The charter brokerage industry has been moving toward this concierge-intensive model for over a decade, driven by competition for repeat business among ultra-high-net-worth clients who have multiple fractional, charter, and whole-aircraft ownership options available to them. Brokerages that differentiate on service depth rather than fleet access or price are effectively commoditizing the aircraft itself while competing on the quality of the surrounding experience. This dynamic puts pressure on operators, ground handlers, and FBOs to function as seamless extensions of a broker's service promise — a relationship that requires clear communication protocols and, increasingly, standardized preference data that can travel with the client across different tail numbers and operators.

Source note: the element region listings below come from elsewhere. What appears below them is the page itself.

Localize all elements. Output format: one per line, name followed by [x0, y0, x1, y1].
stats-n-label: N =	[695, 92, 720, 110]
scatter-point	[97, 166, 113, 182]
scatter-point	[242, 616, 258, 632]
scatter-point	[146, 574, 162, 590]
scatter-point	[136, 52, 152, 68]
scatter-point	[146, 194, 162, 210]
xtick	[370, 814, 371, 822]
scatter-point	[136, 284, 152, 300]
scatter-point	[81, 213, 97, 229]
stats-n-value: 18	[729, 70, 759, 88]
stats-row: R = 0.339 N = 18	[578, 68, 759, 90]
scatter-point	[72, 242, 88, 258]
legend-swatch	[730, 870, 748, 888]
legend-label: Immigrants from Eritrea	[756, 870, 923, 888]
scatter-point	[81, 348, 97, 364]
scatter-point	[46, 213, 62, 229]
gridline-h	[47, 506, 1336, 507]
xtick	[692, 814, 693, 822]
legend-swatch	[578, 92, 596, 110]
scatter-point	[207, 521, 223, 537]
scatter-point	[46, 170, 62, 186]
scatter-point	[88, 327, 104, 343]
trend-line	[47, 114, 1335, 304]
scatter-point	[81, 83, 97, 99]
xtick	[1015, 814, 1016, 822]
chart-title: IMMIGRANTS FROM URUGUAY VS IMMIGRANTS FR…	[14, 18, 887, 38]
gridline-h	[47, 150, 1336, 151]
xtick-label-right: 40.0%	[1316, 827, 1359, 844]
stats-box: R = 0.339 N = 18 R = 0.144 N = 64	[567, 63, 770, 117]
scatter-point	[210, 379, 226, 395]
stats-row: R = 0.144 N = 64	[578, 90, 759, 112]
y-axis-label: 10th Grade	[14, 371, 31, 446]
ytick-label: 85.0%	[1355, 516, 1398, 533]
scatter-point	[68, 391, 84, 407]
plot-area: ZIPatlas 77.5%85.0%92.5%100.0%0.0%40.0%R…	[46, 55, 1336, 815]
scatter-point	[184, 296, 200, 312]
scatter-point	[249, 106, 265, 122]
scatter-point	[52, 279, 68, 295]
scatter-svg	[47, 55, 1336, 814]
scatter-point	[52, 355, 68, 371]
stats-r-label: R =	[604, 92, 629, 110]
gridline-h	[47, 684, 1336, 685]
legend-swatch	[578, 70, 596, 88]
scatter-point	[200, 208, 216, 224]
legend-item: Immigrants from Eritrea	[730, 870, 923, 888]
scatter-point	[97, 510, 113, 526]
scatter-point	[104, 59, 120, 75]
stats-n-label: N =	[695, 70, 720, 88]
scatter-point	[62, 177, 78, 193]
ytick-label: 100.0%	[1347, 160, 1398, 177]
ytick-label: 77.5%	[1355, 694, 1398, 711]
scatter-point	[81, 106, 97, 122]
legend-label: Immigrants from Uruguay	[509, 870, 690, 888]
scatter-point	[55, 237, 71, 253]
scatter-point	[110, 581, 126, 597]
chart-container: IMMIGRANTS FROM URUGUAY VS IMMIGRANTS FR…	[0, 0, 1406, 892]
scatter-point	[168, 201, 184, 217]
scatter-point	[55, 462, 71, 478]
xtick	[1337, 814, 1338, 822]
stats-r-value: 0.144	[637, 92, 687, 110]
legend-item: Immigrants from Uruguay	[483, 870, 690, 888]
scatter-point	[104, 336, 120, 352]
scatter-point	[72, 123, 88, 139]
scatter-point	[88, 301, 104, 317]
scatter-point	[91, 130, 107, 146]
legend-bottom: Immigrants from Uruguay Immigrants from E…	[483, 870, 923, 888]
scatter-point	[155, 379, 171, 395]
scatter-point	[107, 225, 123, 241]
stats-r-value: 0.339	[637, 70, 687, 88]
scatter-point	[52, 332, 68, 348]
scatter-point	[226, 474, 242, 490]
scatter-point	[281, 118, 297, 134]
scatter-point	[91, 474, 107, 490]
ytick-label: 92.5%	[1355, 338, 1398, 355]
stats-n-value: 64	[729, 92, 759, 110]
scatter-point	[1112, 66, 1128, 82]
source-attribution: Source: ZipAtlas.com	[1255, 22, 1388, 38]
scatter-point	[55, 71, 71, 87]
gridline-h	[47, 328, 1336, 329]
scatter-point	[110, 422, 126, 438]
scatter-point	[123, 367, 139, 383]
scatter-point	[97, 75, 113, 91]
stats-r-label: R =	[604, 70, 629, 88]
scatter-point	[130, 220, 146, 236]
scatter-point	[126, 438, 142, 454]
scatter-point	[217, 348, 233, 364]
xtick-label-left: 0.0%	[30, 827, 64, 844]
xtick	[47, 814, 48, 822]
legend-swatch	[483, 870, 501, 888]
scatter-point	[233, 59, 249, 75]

Tofts' career arc from hotel management through ground handling and into charter brokerage also illustrates a broader recruitment and leadership pattern in business aviation, where hospitality and service-industry professionals have become influential figures precisely because they import client-management frameworks that aviation historically underemphasized. His 15-year tenure building 365 Aviation and his stated challenge of transitioning from hands-on operator to strategic leader is a tension familiar to founders across the charter sector, where personal relationships and institutional knowledge of client preferences are often concentrated in senior leadership rather than distributed across the organization. The flight rider system itself appears to be one mechanism Tofts has developed to codify and transfer that institutional knowledge — converting what would otherwise be tacit, relationship-based understanding into documented operational standards that can survive organizational scaling.